Eu não sei quando, mas chegará o dia em que eu serei apenas uma lembrança...
Sim, virá o tempo em que eu não mais escreverei textos, ou subirei em púlpitos para pregar, não casarei ninguém, nem farei aconselhamentos.
Já vem a hora em que estarei fadado a ser uma lembrança, perambulando por aí, um andarilho sorrateiro espreitando mentes e arrebatando corações.
Então, minha ambição é que eu seja uma lembrança boa, que desperte sorrisos, que proporcione emoções, que deflagre suspiros saudosos e arranque lágrimas adormecidas pelo tempo.
Eu quero ser lembrado numa mesa de bar, em meio a gargalhadas, não quero ser uma citação, uma aparição técnica num texto utilizado para respaldar o pensar de alguém. Não! Eu quero mesmo é estar na lembrança de gente que amei, que abracei, que acolhi do desprezo da vida, que me fiz presente no dia dor, gente com quem me solidarizei, que cobri do frio da indiferença, que alimentei com ternura em meio ao desgosto, que protegi do preconceito, que livrei da solidão.
Eu preciso que você pense em mim como um sujeito que viveu no limite, que gastou e deixou-se gatar por aquilo que acreditava, que sempre andou encharcado de sonhos e parido de ternas ilusões.
Mas para ser lembrado assim, é mister construir, hoje, uma história bacana, um caminhar instigante.
Portanto, preciso lhe confessar, desejo ter mais amigos, ao invés de mais dinheiro e mais encontros, ao invés de tantas reuniões. Almejo por mais devoção e menos liturgia, mais misericórdia e menos teologia.

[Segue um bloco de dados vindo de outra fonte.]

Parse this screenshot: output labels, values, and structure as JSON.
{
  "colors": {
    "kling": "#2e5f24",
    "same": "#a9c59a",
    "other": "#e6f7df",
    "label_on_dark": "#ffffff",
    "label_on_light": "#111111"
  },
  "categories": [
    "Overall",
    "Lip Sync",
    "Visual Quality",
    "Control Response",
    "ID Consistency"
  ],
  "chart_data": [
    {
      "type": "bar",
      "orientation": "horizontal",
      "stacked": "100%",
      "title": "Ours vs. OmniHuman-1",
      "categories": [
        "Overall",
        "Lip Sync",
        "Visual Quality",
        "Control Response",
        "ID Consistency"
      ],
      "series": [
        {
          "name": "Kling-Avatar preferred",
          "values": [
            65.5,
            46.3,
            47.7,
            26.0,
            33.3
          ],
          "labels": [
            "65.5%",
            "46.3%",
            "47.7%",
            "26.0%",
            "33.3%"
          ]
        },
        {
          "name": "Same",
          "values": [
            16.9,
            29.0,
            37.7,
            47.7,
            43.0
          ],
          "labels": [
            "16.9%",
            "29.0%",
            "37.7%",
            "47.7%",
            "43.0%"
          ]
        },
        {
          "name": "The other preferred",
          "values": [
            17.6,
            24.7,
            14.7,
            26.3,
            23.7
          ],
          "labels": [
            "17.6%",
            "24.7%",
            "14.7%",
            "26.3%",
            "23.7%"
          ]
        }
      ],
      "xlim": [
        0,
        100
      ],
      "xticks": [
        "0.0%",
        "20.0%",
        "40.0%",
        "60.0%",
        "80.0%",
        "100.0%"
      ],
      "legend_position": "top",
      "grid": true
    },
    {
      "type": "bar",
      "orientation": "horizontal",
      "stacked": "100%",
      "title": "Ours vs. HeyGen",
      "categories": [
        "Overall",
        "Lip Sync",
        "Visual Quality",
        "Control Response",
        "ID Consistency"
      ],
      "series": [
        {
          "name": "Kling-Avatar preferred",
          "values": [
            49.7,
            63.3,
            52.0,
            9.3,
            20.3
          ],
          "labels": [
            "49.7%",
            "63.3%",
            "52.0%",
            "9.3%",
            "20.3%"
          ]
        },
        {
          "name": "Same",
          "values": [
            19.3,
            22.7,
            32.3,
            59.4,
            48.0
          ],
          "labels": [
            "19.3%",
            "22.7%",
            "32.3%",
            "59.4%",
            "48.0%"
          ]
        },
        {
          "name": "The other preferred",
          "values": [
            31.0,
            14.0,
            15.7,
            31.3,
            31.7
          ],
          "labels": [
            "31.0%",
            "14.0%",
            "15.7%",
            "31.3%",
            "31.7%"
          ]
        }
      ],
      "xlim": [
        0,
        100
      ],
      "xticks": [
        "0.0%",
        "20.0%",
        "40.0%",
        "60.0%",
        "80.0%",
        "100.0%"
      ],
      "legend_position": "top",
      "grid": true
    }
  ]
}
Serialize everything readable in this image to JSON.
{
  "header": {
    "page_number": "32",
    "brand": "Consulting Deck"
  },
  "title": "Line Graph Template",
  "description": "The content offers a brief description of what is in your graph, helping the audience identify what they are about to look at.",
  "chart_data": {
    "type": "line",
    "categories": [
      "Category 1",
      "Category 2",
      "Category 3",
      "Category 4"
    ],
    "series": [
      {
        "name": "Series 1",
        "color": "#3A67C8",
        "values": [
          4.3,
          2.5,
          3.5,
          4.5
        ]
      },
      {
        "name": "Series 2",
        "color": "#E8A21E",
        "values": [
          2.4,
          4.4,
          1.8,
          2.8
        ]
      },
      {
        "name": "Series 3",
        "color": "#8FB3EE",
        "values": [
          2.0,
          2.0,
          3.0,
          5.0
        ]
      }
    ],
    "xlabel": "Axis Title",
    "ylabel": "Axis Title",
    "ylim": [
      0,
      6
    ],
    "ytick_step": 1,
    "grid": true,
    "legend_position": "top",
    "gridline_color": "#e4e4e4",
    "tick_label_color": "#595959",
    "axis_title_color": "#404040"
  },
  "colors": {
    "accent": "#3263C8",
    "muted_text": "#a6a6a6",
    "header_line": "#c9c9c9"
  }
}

Eu não tenho ideia de onde vou ser enterrado, isso pouco importa, pois, na verdade, estarei mesmo é plantado na terra do coração de muita gente, serei árvore que alimenta sabores de frutas de quintal, que traz um cheiro de mato regado pela chuva. Sim, você me encontrará na chama da luz que rasga a cortina no raiar do dia, na gota de orvalho que se entregou sem pudores ao chão da manhã, e como bem disse o Drummond, naquele dia, não serei mais moderno, serei eterno!